DeSalvo repeated his confession to police, getting some of the murder details right but offering inconsistent descriptions in others. Nevertheless, he was able to provide crime specifics that had been withheld from the public.
In his 1971 book "The Defense Never Rests," Bailey wrote DeSalvo got one detail right that a victim was mistaken about. He described a blue chair in the woman's living room. She had said it was brown. Photographs showed DeSalvo was right.
But no physical evidence connected DeSalvo to the Boston Strangler murders. Because of that, prosecutors only charged him with the "Green Man" attacks and he was sentenced to life in prison in 1967.
A month later, DeSalvo and two other convicts escaped from the Bridgewater State Hospital, where he was undergoing more mental tests, and all-out manhunt was launched. In a note left on his bunk, DeSalvo said his escape was designed to protest conditions at the mental hospital.
He was captured the next day, dressed as a U.S. Navy petty officer. DeSalvo was transferred to the maximum-security Walpole State Prison, where he was active in the inmate union and designed jewelry and leather goods that were displayed in the correction facility's lobby.
He made necklaces he described as "chokers."
On the morning of Nov. 27, 1973, DeSalvo was found stabbed to death in his prison cell.
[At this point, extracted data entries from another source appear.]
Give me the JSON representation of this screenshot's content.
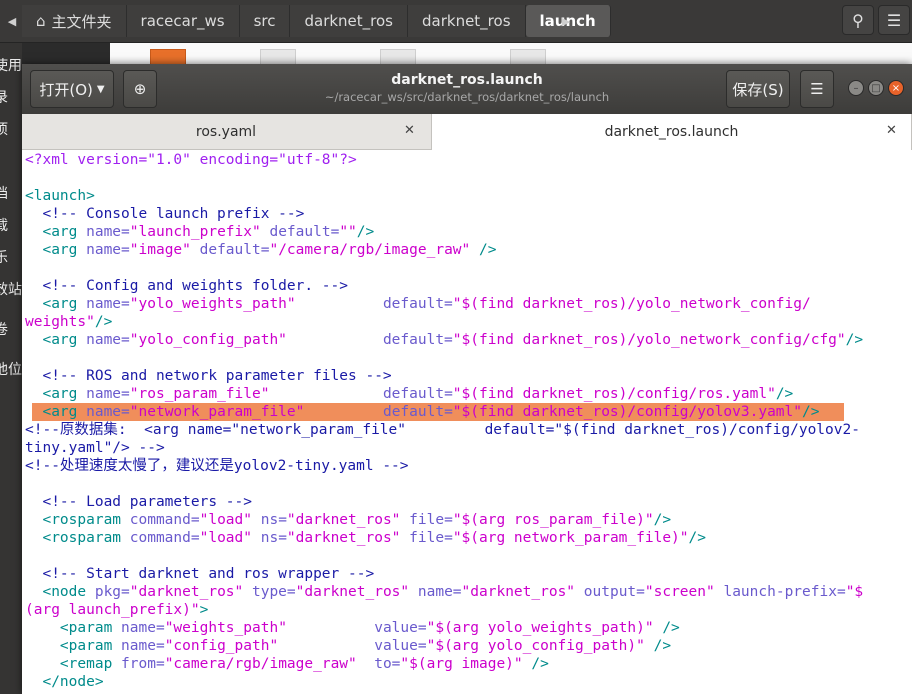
{
  "nautilus": {
    "home_label": "主文件夹",
    "crumbs": [
      "racecar_ws",
      "src",
      "darknet_ros",
      "darknet_ros",
      "launch"
    ],
    "sidebar_fragments": [
      "使用",
      "录",
      "项",
      "",
      "档",
      "载",
      "乐",
      "效站",
      "卷",
      "他位置"
    ]
  },
  "gedit": {
    "open_label": "打开(O)",
    "save_label": "保存(S)",
    "title": "darknet_ros.launch",
    "subtitle": "~/racecar_ws/src/darknet_ros/darknet_ros/launch",
    "tabs": [
      {
        "label": "ros.yaml",
        "active": false
      },
      {
        "label": "darknet_ros.launch",
        "active": true
      }
    ],
    "highlight_line": 14,
    "lines": [
      [
        [
          "pi",
          "<?xml version=\"1.0\" encoding=\"utf-8\"?>"
        ]
      ],
      [],
      [
        [
          "tag",
          "<launch>"
        ]
      ],
      [
        [
          "com",
          "  <!-- Console launch prefix -->"
        ]
      ],
      [
        [
          "tag",
          "  <arg"
        ],
        [
          "att",
          " name="
        ],
        [
          "str",
          "\"launch_prefix\""
        ],
        [
          "att",
          " default="
        ],
        [
          "str",
          "\"\""
        ],
        [
          "tag",
          "/>"
        ]
      ],
      [
        [
          "tag",
          "  <arg"
        ],
        [
          "att",
          " name="
        ],
        [
          "str",
          "\"image\""
        ],
        [
          "att",
          " default="
        ],
        [
          "str",
          "\"/camera/rgb/image_raw\""
        ],
        [
          "tag",
          " />"
        ]
      ],
      [],
      [
        [
          "com",
          "  <!-- Config and weights folder. -->"
        ]
      ],
      [
        [
          "tag",
          "  <arg"
        ],
        [
          "att",
          " name="
        ],
        [
          "str",
          "\"yolo_weights_path\""
        ],
        [
          "att",
          "          default="
        ],
        [
          "str",
          "\"$(find darknet_ros)/yolo_network_config/"
        ]
      ],
      [
        [
          "str",
          "weights\""
        ],
        [
          "tag",
          "/>"
        ]
      ],
      [
        [
          "tag",
          "  <arg"
        ],
        [
          "att",
          " name="
        ],
        [
          "str",
          "\"yolo_config_path\""
        ],
        [
          "att",
          "           default="
        ],
        [
          "str",
          "\"$(find darknet_ros)/yolo_network_config/cfg\""
        ],
        [
          "tag",
          "/>"
        ]
      ],
      [],
      [
        [
          "com",
          "  <!-- ROS and network parameter files -->"
        ]
      ],
      [
        [
          "tag",
          "  <arg"
        ],
        [
          "att",
          " name="
        ],
        [
          "str",
          "\"ros_param_file\""
        ],
        [
          "att",
          "             default="
        ],
        [
          "str",
          "\"$(find darknet_ros)/config/ros.yaml\""
        ],
        [
          "tag",
          "/>"
        ]
      ],
      [
        [
          "tag",
          "  <arg"
        ],
        [
          "att",
          " name="
        ],
        [
          "str",
          "\"network_param_file\""
        ],
        [
          "att",
          "         default="
        ],
        [
          "str",
          "\"$(find darknet_ros)/config/yolov3.yaml\""
        ],
        [
          "tag",
          "/>"
        ]
      ],
      [
        [
          "com",
          "<!--原数据集:  <arg name=\"network_param_file\"         default=\"$(find darknet_ros)/config/yolov2-"
        ]
      ],
      [
        [
          "com",
          "tiny.yaml\"/> -->"
        ]
      ],
      [
        [
          "com",
          "<!--处理速度太慢了，建议还是yolov2-tiny.yaml -->"
        ]
      ],
      [],
      [
        [
          "com",
          "  <!-- Load parameters -->"
        ]
      ],
      [
        [
          "tag",
          "  <rosparam"
        ],
        [
          "att",
          " command="
        ],
        [
          "str",
          "\"load\""
        ],
        [
          "att",
          " ns="
        ],
        [
          "str",
          "\"darknet_ros\""
        ],
        [
          "att",
          " file="
        ],
        [
          "str",
          "\"$(arg ros_param_file)\""
        ],
        [
          "tag",
          "/>"
        ]
      ],
      [
        [
          "tag",
          "  <rosparam"
        ],
        [
          "att",
          " command="
        ],
        [
          "str",
          "\"load\""
        ],
        [
          "att",
          " ns="
        ],
        [
          "str",
          "\"darknet_ros\""
        ],
        [
          "att",
          " file="
        ],
        [
          "str",
          "\"$(arg network_param_file)\""
        ],
        [
          "tag",
          "/>"
        ]
      ],
      [],
      [
        [
          "com",
          "  <!-- Start darknet and ros wrapper -->"
        ]
      ],
      [
        [
          "tag",
          "  <node"
        ],
        [
          "att",
          " pkg="
        ],
        [
          "str",
          "\"darknet_ros\""
        ],
        [
          "att",
          " type="
        ],
        [
          "str",
          "\"darknet_ros\""
        ],
        [
          "att",
          " name="
        ],
        [
          "str",
          "\"darknet_ros\""
        ],
        [
          "att",
          " output="
        ],
        [
          "str",
          "\"screen\""
        ],
        [
          "att",
          " launch-prefix="
        ],
        [
          "str",
          "\"$"
        ]
      ],
      [
        [
          "str",
          "(arg launch_prefix)\""
        ],
        [
          "tag",
          ">"
        ]
      ],
      [
        [
          "tag",
          "    <param"
        ],
        [
          "att",
          " name="
        ],
        [
          "str",
          "\"weights_path\""
        ],
        [
          "att",
          "          value="
        ],
        [
          "str",
          "\"$(arg yolo_weights_path)\""
        ],
        [
          "tag",
          " />"
        ]
      ],
      [
        [
          "tag",
          "    <param"
        ],
        [
          "att",
          " name="
        ],
        [
          "str",
          "\"config_path\""
        ],
        [
          "att",
          "           value="
        ],
        [
          "str",
          "\"$(arg yolo_config_path)\""
        ],
        [
          "tag",
          " />"
        ]
      ],
      [
        [
          "tag",
          "    <remap"
        ],
        [
          "att",
          " from="
        ],
        [
          "str",
          "\"camera/rgb/image_raw\""
        ],
        [
          "att",
          "  to="
        ],
        [
          "str",
          "\"$(arg image)\""
        ],
        [
          "tag",
          " />"
        ]
      ],
      [
        [
          "tag",
          "  </node>"
        ]
      ]
    ]
  },
  "colors": {
    "tag": "#008b8b",
    "attribute": "#6a5acd",
    "string": "#cc00cc",
    "comment": "#1a1aa6",
    "highlight": "#f08e5b"
  }
}
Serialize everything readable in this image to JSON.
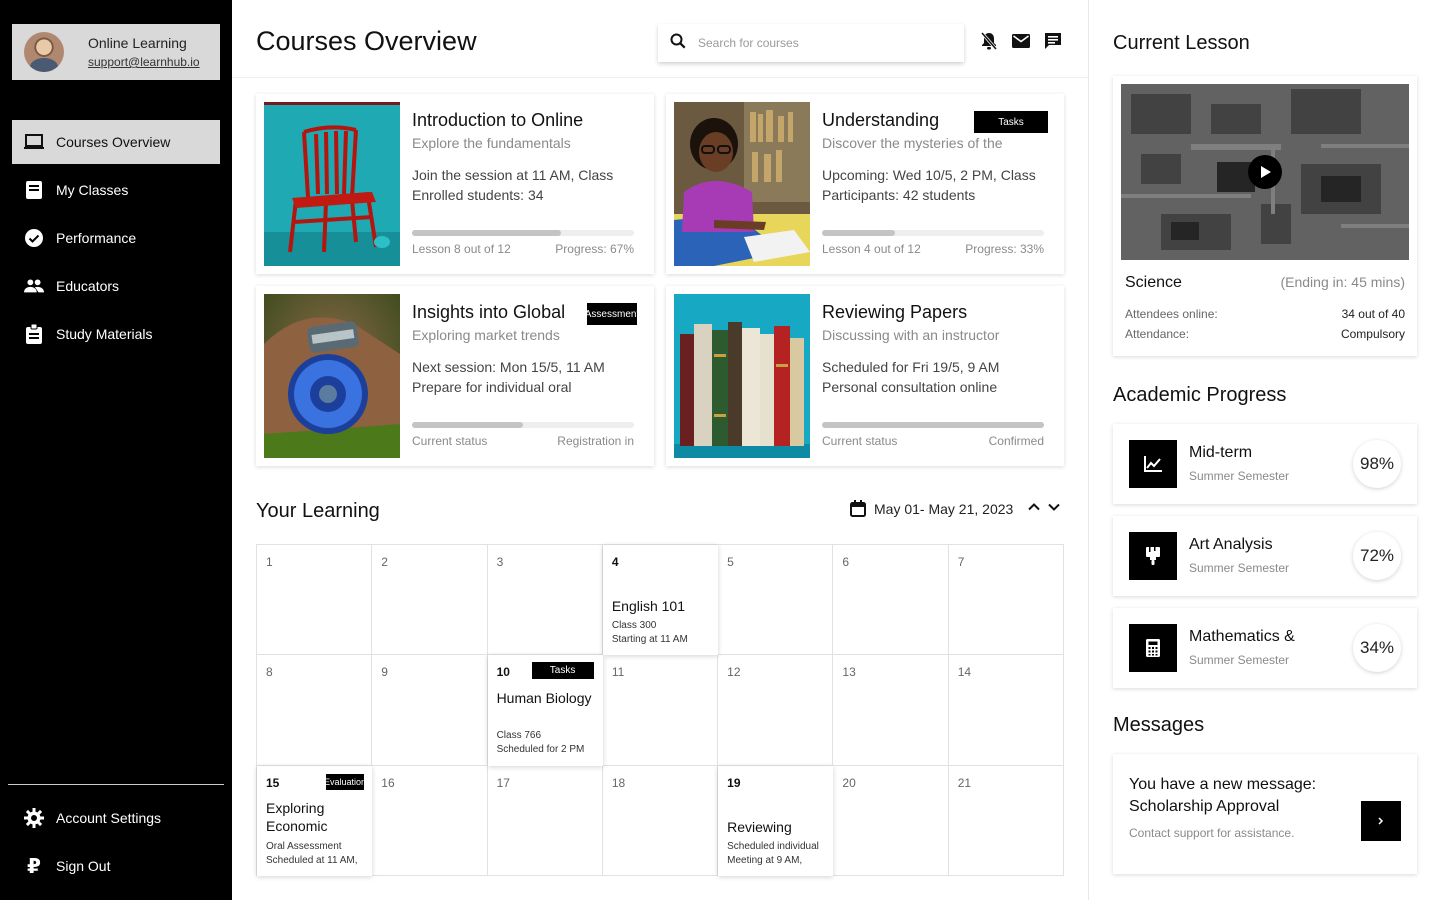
{
  "profile": {
    "name": "Online Learning",
    "email": "support@learnhub.io"
  },
  "nav": {
    "items": [
      {
        "label": "Courses Overview",
        "icon": "laptop-icon"
      },
      {
        "label": "My Classes",
        "icon": "book-icon"
      },
      {
        "label": "Performance",
        "icon": "check-circle-icon"
      },
      {
        "label": "Educators",
        "icon": "people-icon"
      },
      {
        "label": "Study Materials",
        "icon": "clipboard-icon"
      }
    ],
    "bottom": [
      {
        "label": "Account Settings",
        "icon": "gear-icon"
      },
      {
        "label": "Sign Out",
        "icon": "ruble-icon"
      }
    ]
  },
  "header": {
    "title": "Courses Overview",
    "search_placeholder": "Search for courses"
  },
  "courses": [
    {
      "title": "Introduction to Online",
      "subtitle": "Explore the fundamentals",
      "line1": "Join the session at 11 AM, Class",
      "line2": "Enrolled students: 34",
      "progress": 0.67,
      "foot_left": "Lesson 8 out of 12",
      "foot_right": "Progress: 67%",
      "tag": ""
    },
    {
      "title": "Understanding",
      "subtitle": "Discover the mysteries of the",
      "line1": "Upcoming: Wed 10/5, 2 PM, Class",
      "line2": "Participants: 42 students",
      "progress": 0.33,
      "foot_left": "Lesson 4 out of 12",
      "foot_right": "Progress: 33%",
      "tag": "Tasks"
    },
    {
      "title": "Insights into Global",
      "subtitle": "Exploring market trends",
      "line1": "Next session: Mon 15/5, 11 AM",
      "line2": "Prepare for individual oral",
      "progress": 0.5,
      "foot_left": "Current status",
      "foot_right": "Registration in",
      "tag": "Assessment"
    },
    {
      "title": "Reviewing Papers",
      "subtitle": "Discussing with an instructor",
      "line1": "Scheduled for Fri 19/5, 9 AM",
      "line2": "Personal consultation online",
      "progress": 1.0,
      "foot_left": "Current status",
      "foot_right": "Confirmed",
      "tag": ""
    }
  ],
  "learning": {
    "title": "Your Learning",
    "date_range": "May 01- May 21, 2023"
  },
  "calendar": {
    "days": [
      "1",
      "2",
      "3",
      "4",
      "5",
      "6",
      "7",
      "8",
      "9",
      "10",
      "11",
      "12",
      "13",
      "14",
      "15",
      "16",
      "17",
      "18",
      "19",
      "20",
      "21"
    ],
    "events": {
      "4": {
        "title": "English 101",
        "sub1": "Class 300",
        "sub2": "Starting at 11 AM",
        "tag": ""
      },
      "10": {
        "title": "Human Biology",
        "sub1": "Class 766",
        "sub2": "Scheduled for 2 PM",
        "tag": "Tasks"
      },
      "15": {
        "title": "Exploring Economic",
        "sub1": "Oral Assessment",
        "sub2": "Scheduled at 11 AM,",
        "tag": "Evaluation"
      },
      "19": {
        "title": "Reviewing",
        "sub1": "Scheduled individual",
        "sub2": "Meeting at 9 AM,",
        "tag": ""
      }
    }
  },
  "lesson": {
    "heading": "Current Lesson",
    "subject": "Science",
    "ending": "(Ending in: 45 mins)",
    "attendees_label": "Attendees online:",
    "attendees_value": "34 out of 40",
    "attendance_label": "Attendance:",
    "attendance_value": "Compulsory"
  },
  "progress": {
    "heading": "Academic Progress",
    "items": [
      {
        "title": "Mid-term",
        "sub": "Summer Semester",
        "pct": "98%",
        "icon": "line-chart-icon"
      },
      {
        "title": "Art Analysis",
        "sub": "Summer Semester",
        "pct": "72%",
        "icon": "brush-icon"
      },
      {
        "title": "Mathematics &",
        "sub": "Summer Semester",
        "pct": "34%",
        "icon": "calculator-icon"
      }
    ]
  },
  "messages": {
    "heading": "Messages",
    "title_line1": "You have a new message:",
    "title_line2": "Scholarship Approval",
    "sub": "Contact support for assistance."
  },
  "colors": {
    "accent": "#000000",
    "active_nav": "#d9d9d9",
    "bar_fill": "#c4c4c4"
  }
}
The 40-year-old inmate's killing was never solved.
For years, law enforcement officers and attorneys associated with DeSalvo and Nassar expressed doubt that DeSalvo single-handedly carried out all of the Boston Strangler killings. Many suspected Nassar was responsible for some of the murders, something he denied.
Those doubts lingered for decades until 2013, when DeSalvo was genetically linked to the murder and rape of the last Boston Strangler victim.
Boston police announced that year that DNA evidence from the 1964 killing of Mary Sullivan was a "near-certain match" to a nephew of DeSalvo. Officers had followed the nephew and collected a water bottle he discarded.
A court then ordered the exhumation of DeSalvo's body for direct DNA testing. The Boston Police Commissioner and state officials announced the seminal fluid found at Sullivan's murder matched DeSalvo.